Falcon MacCallister . . . . Room 25
Creed reached around behind the desk and took the spare key from the hook under the number 25. As he went up the steps, he extinguished the stairway lamp, then each lantern in turn as he walked down the hallway toward Room 25.
* * *
Falcon lay in his bed listening to the hiss of the gas lanterns from the hallway. He could hear the decrease in sound as each lantern in turn was extinguished. He watched the little line of light under his door dim until it was dark. Then he got out of bed, pulled his pistol from the holster, and stepped into the far corner of his room.
He heard the key turn in the door lock; then the door was pushed open. In the ambient light from the street, Falcon could see a shadow, but nothing more. He had no idea who this would-be assailant might be.
For the next few seconds, the room was brightly lit by the muzzle blasts of Creed Howard's pistol as he fired three shots toward the bed. Feathers and dust flew from the bed as the bullets impacted.
Falcon fired back, shooting just to the left of the flame pattern. He shot only once, heard a groan, then the sound of a man falling. Quickly, Falcon lit the table lantern and turned the flame up, filling the room with light.

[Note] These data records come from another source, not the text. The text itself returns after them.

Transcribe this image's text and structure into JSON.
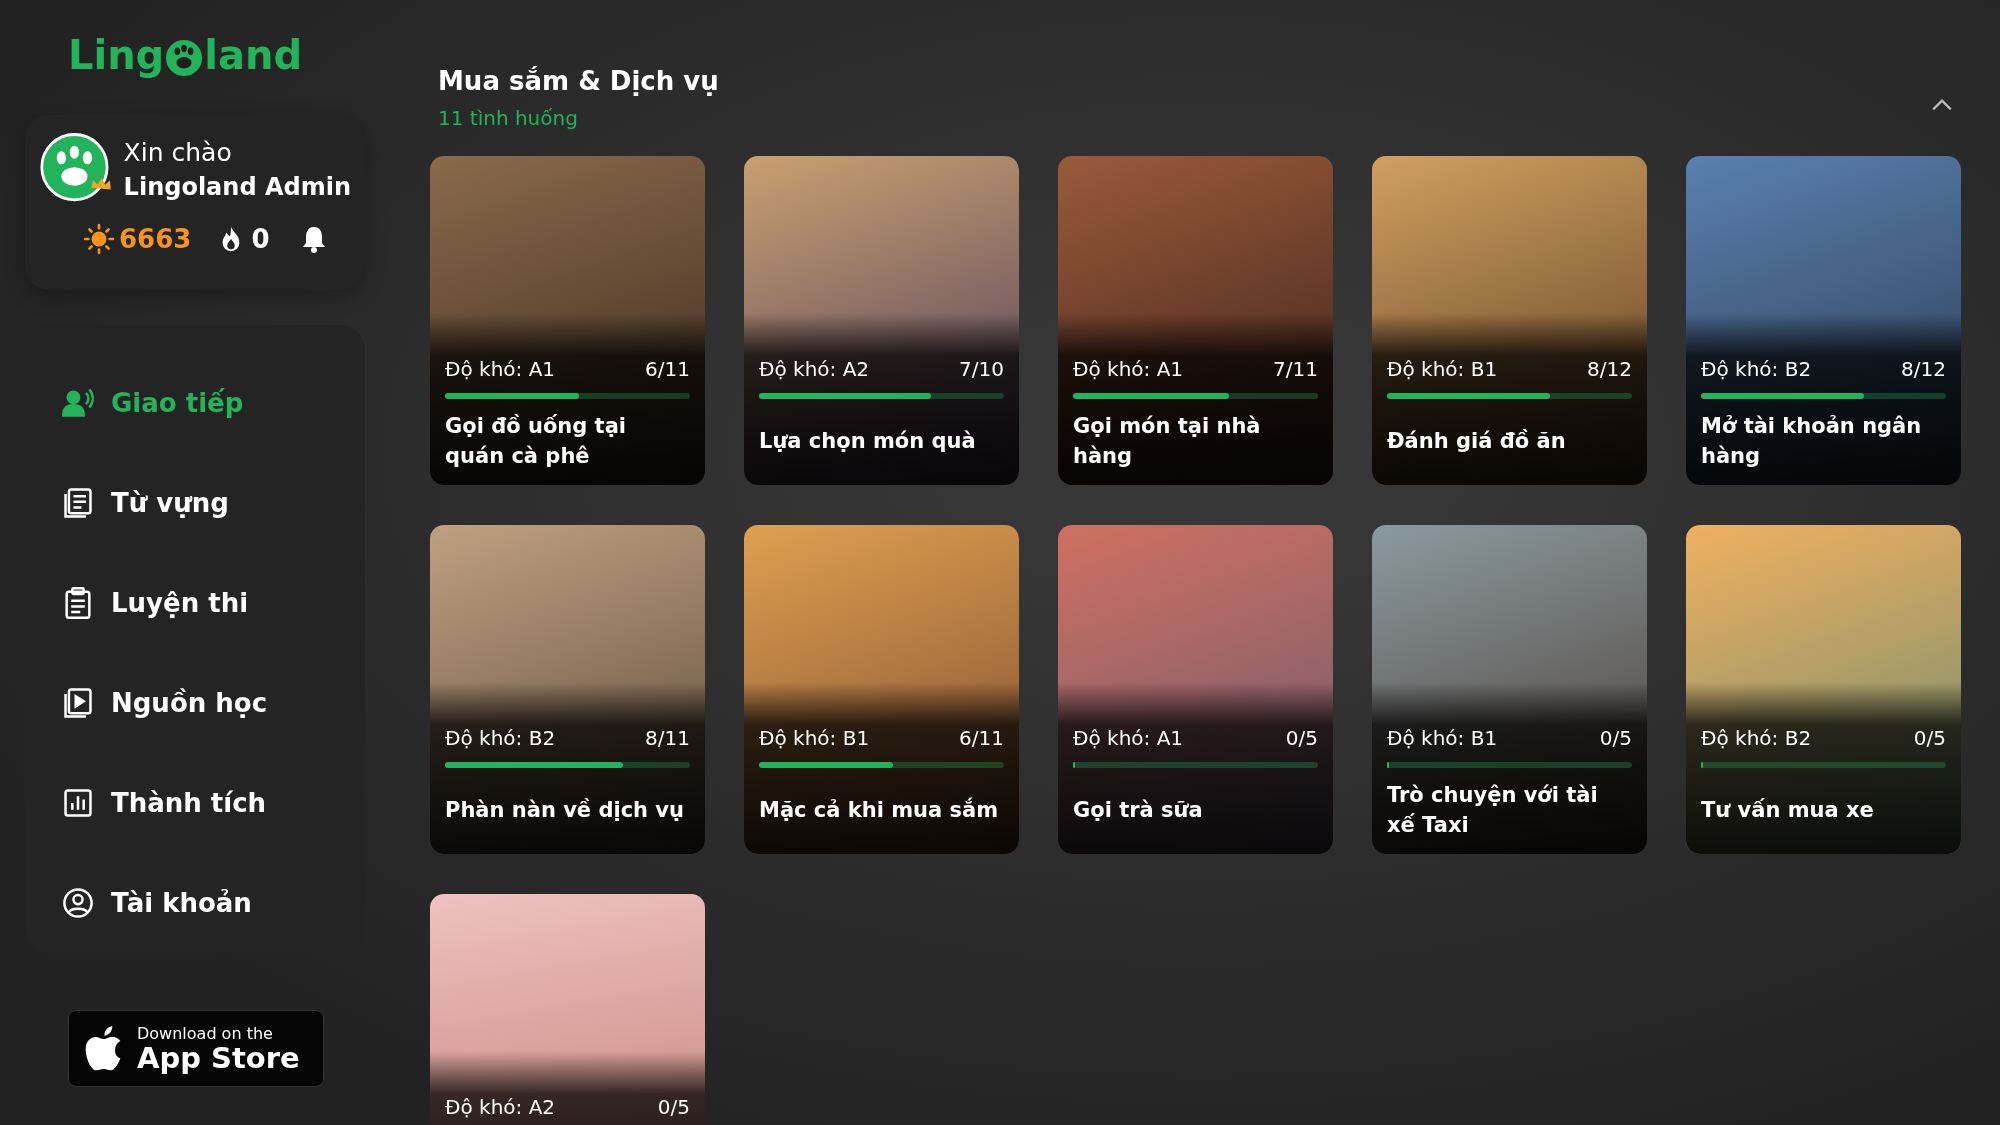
{
  "logo": {
    "left": "Ling",
    "right": "land"
  },
  "profile": {
    "greeting": "Xin chào",
    "name": "Lingoland Admin",
    "points": "6663",
    "streak": "0"
  },
  "nav": [
    {
      "label": "Giao tiếp",
      "selected": true,
      "kind": "chat"
    },
    {
      "label": "Từ vựng",
      "selected": false,
      "kind": "vocab"
    },
    {
      "label": "Luyện thi",
      "selected": false,
      "kind": "exam"
    },
    {
      "label": "Nguồn học",
      "selected": false,
      "kind": "media"
    },
    {
      "label": "Thành tích",
      "selected": false,
      "kind": "chart"
    },
    {
      "label": "Tài khoản",
      "selected": false,
      "kind": "account"
    }
  ],
  "store_button": {
    "small": "Download on the",
    "big": "App Store"
  },
  "section": {
    "title": "Mua sắm & Dịch vụ",
    "subtitle": "11 tình huống",
    "expanded": true
  },
  "cards": [
    {
      "difficulty": "Độ khó: A1",
      "progress": "6/11",
      "level": 0.545,
      "title": "Gọi đồ uống tại quán cà phê"
    },
    {
      "difficulty": "Độ khó: A2",
      "progress": "7/10",
      "level": 0.7,
      "title": "Lựa chọn món quà"
    },
    {
      "difficulty": "Độ khó: A1",
      "progress": "7/11",
      "level": 0.636,
      "title": "Gọi món tại nhà hàng"
    },
    {
      "difficulty": "Độ khó: B1",
      "progress": "8/12",
      "level": 0.667,
      "title": "Đánh giá đồ ăn"
    },
    {
      "difficulty": "Độ khó: B2",
      "progress": "8/12",
      "level": 0.667,
      "title": "Mở tài khoản ngân hàng"
    },
    {
      "difficulty": "Độ khó: B2",
      "progress": "8/11",
      "level": 0.727,
      "title": "Phàn nàn về dịch vụ"
    },
    {
      "difficulty": "Độ khó: B1",
      "progress": "6/11",
      "level": 0.545,
      "title": "Mặc cả khi mua sắm"
    },
    {
      "difficulty": "Độ khó: A1",
      "progress": "0/5",
      "level": 0,
      "title": "Gọi trà sữa"
    },
    {
      "difficulty": "Độ khó: B1",
      "progress": "0/5",
      "level": 0,
      "title": "Trò chuyện với tài xế Taxi"
    },
    {
      "difficulty": "Độ khó: B2",
      "progress": "0/5",
      "level": 0,
      "title": "Tư vấn mua xe"
    },
    {
      "difficulty": "Độ khó: A2",
      "progress": "0/5"
    }
  ]
}
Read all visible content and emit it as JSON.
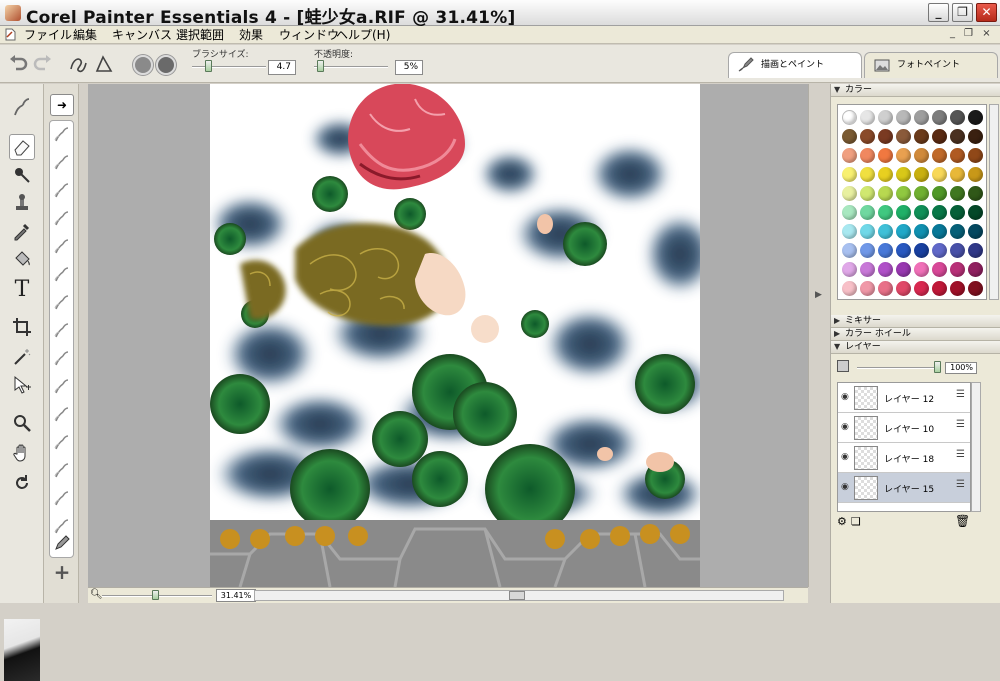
{
  "window": {
    "title": "Corel Painter Essentials 4 - [蛙少女a.RIF @ 31.41%]",
    "minimize": "_",
    "restore": "❐",
    "close": "✕"
  },
  "menu": {
    "items": [
      "ファイル",
      "編集",
      "キャンバス",
      "選択範囲",
      "効果",
      "ウィンドウ",
      "ヘルプ(H)"
    ],
    "mdi_min": "_",
    "mdi_restore": "❐",
    "mdi_close": "×"
  },
  "propbar": {
    "brush_size_label": "ブラシサイズ:",
    "brush_size_value": "4.7",
    "brush_size_level": 0.2,
    "opacity_label": "不透明度:",
    "opacity_value": "5%",
    "opacity_level": 0.05
  },
  "tabs": {
    "paint": "描画とペイント",
    "photo": "フォトペイント"
  },
  "status": {
    "zoom": "31.41%"
  },
  "panels": {
    "color": "カラー",
    "mixer": "ミキサー",
    "color_wheel": "カラー ホイール",
    "layers": "レイヤー",
    "layer_opacity": "100%",
    "layer_opacity_level": 1.0,
    "layer_list": [
      "レイヤー 12",
      "レイヤー 10",
      "レイヤー 18",
      "レイヤー 15"
    ],
    "selected_layer": 3
  },
  "color_palette": [
    [
      "#ffffff",
      "#e6e6e6",
      "#cfcfcf",
      "#b8b8b8",
      "#9e9e9e",
      "#7d7d7d",
      "#555555",
      "#1a1a1a"
    ],
    [
      "#7a5a32",
      "#8a4a2a",
      "#7a3a22",
      "#8a5a3a",
      "#6a3a1a",
      "#5a2a12",
      "#4a3020",
      "#3a2010"
    ],
    [
      "#f0a080",
      "#f08860",
      "#f07840",
      "#e8a050",
      "#d08a3a",
      "#c06a2a",
      "#b05a22",
      "#904818"
    ],
    [
      "#f8f070",
      "#f0e040",
      "#e8d020",
      "#d8c818",
      "#c8b010",
      "#f8d858",
      "#e8b838",
      "#c89818"
    ],
    [
      "#e8f0a0",
      "#d0e870",
      "#b8d850",
      "#90c840",
      "#70b030",
      "#509828",
      "#407820",
      "#305818"
    ],
    [
      "#a8e8c0",
      "#70d8a0",
      "#40c880",
      "#20b068",
      "#109058",
      "#087848",
      "#066038",
      "#044828"
    ],
    [
      "#a8e8f0",
      "#70d8e8",
      "#40c0d8",
      "#20a8c8",
      "#1090b0",
      "#087898",
      "#066078",
      "#044860"
    ],
    [
      "#a8c0f0",
      "#7098e8",
      "#4878d8",
      "#2858c0",
      "#1840a0",
      "#6068c8",
      "#4850a8",
      "#303888"
    ],
    [
      "#e0a8e8",
      "#c878d8",
      "#b050c8",
      "#9838b0",
      "#f070b8",
      "#d84898",
      "#b83078",
      "#902060"
    ],
    [
      "#f8c0c8",
      "#f098a8",
      "#e87088",
      "#e04868",
      "#d82850",
      "#c01838",
      "#a01028",
      "#801020"
    ]
  ]
}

He stepped over to the body and turned it over. He didn't know who it was, but he remembered seeing him in the saloon, and had thought it odd then how he had sat so quietly for so long.
The man was still alive, though it was obvious he wouldn't be for long.
“Who are you?” Falcon asked. “And why did you come for me?”
“The name is Howard,” Creed said in a voice strained with pain. “You killed both my brothers.”
Falcon shook his head. “The law hung Thad Howard, I didn't. That's the only Howard I know of.”